Leonard Cohen- You Want It Darker

10/10





   
  
    10 Kasım. Her yıl sabah geldiğinde gerçek özlemin hissedildiği o an, hatta son yıllarda da artık ister istemez gözlerin dolduğu o an. Artık bundan sonra da her yıl bu tarihte gece geldiğinde de tabii ki sabahkiyle kıyas dahi edilemese de yine bir özlem. Diskografiden birkaç tane özel yeri olan parça ile tabii. Aslında bu albüm incelemesi kaleme alındığında ikinci paragraftaki satırlar tamamen "şimdiki zaman"da yazılmıştı. Bu satırları teker teker "geçmiş zaman"a çevirmek ve onun aramızdan ayrıldığını nitelemek gerçekten çok ağır bir his.

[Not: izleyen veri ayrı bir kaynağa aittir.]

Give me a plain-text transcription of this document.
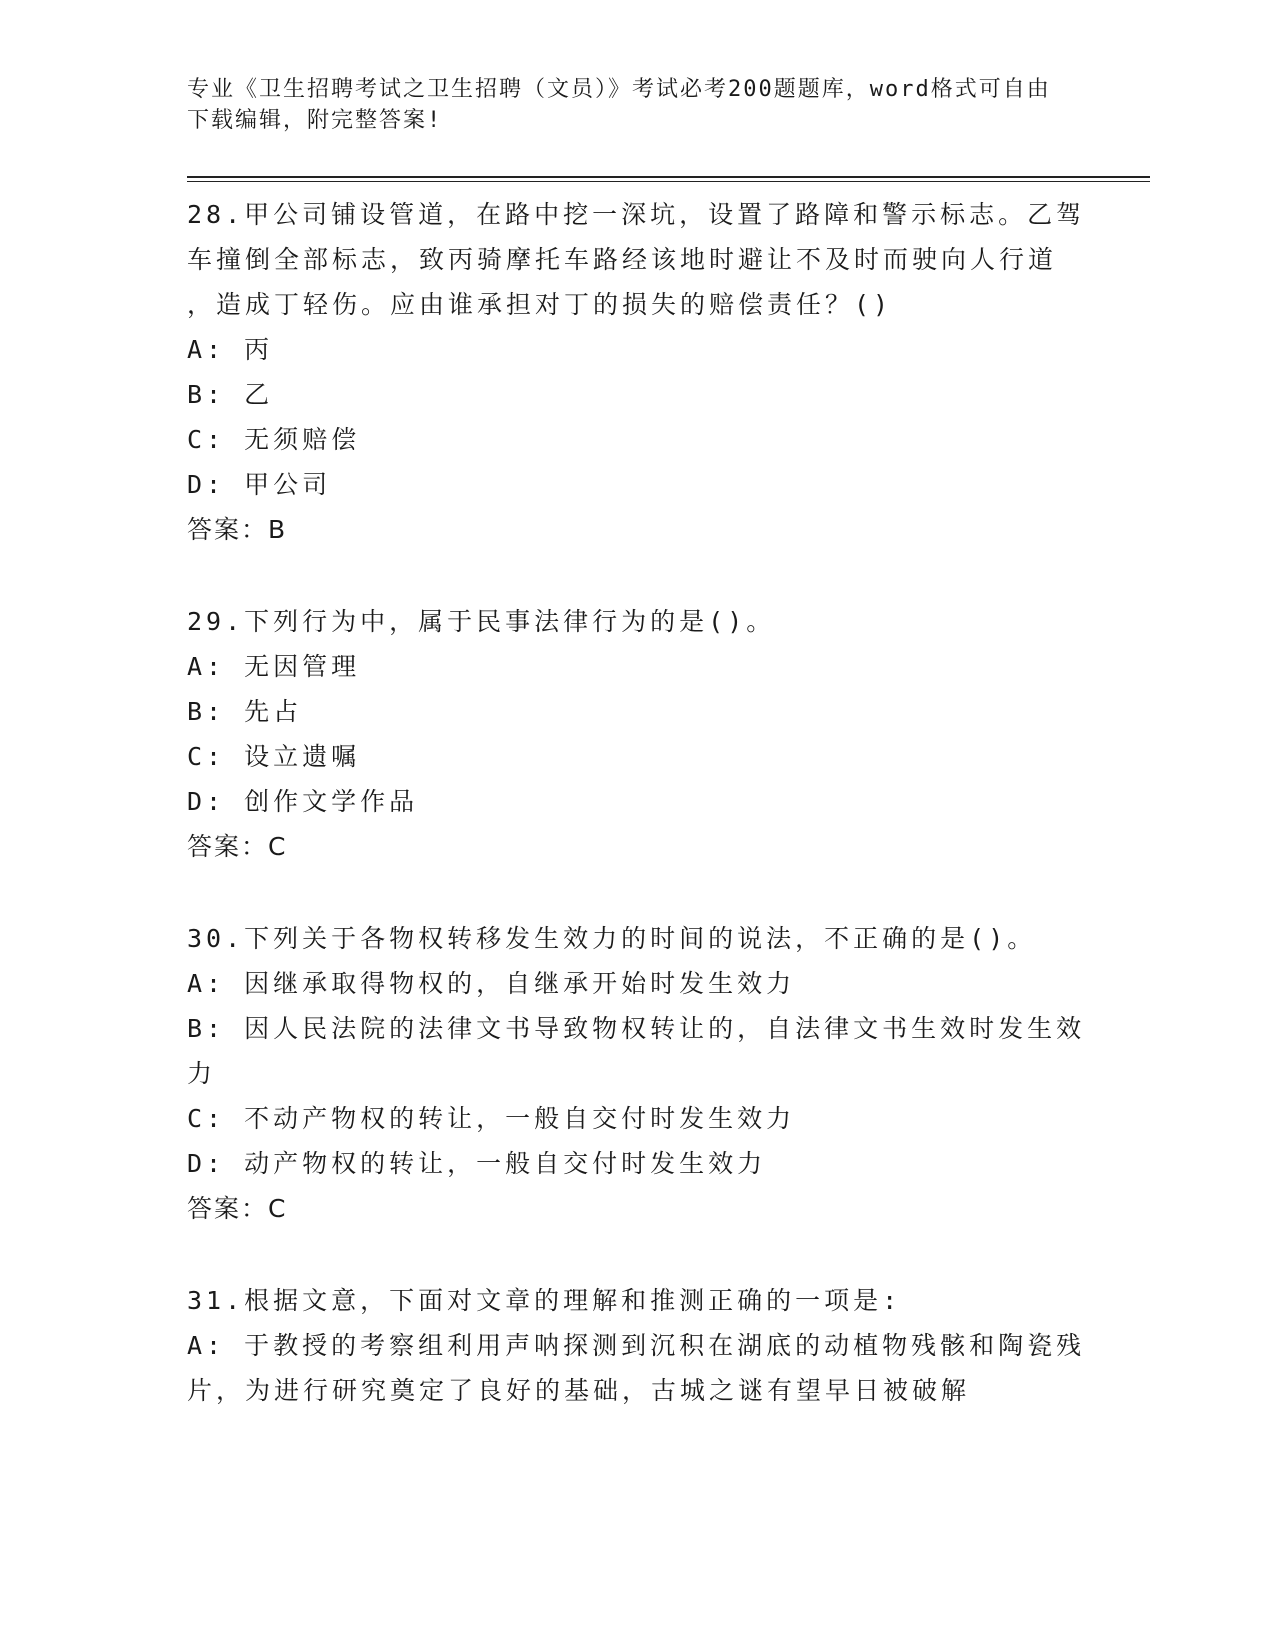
专业《卫生招聘考试之卫生招聘（文员）》考试必考200题题库，word格式可自由下载编辑，附完整答案!
28.甲公司铺设管道，在路中挖一深坑，设置了路障和警示标志。乙驾
车撞倒全部标志，致丙骑摩托车路经该地时避让不及时而驶向人行道
，造成丁轻伤。应由谁承担对丁的损失的赔偿责任？()
A: 丙
B: 乙
C: 无须赔偿
D: 甲公司
答案：B
29.下列行为中，属于民事法律行为的是()。
A: 无因管理
B: 先占
C: 设立遗嘱
D: 创作文学作品
答案：C
30.下列关于各物权转移发生效力的时间的说法，不正确的是()。
A: 因继承取得物权的，自继承开始时发生效力
B: 因人民法院的法律文书导致物权转让的，自法律文书生效时发生效
力
C: 不动产物权的转让，一般自交付时发生效力
D: 动产物权的转让，一般自交付时发生效力
答案：C
31.根据文意，下面对文章的理解和推测正确的一项是:
A: 于教授的考察组利用声呐探测到沉积在湖底的动植物残骸和陶瓷残
片，为进行研究奠定了良好的基础，古城之谜有望早日被破解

Ama biraz daha derin düşünüldüğünde burada esas hissedilen şey, müzik denilen sanat biçiminin gerçek değerinin aslında tarif edilemez olması: Yani artık 80'lerine gelmiş, dünyanın öteki ucundaki Kanadalı bir adamın ölümüne gerçekten bir yakınınızı kaybetmişsiniz gibi üzülmek ve ardından onu geride bıraktığı eserleriyle anmak... Bütün bu hisler için işte müzik denilen şey, bizim için bu kadar değerli. Bununla birlikte bu şeyin öyle bir gücü daha var ki, insanları ölümsüz bile yapabiliyor. Tıpkı bu güzel adamı da bundan sonra artık yaptığı gibi. Bowie gibi, Prince gibi.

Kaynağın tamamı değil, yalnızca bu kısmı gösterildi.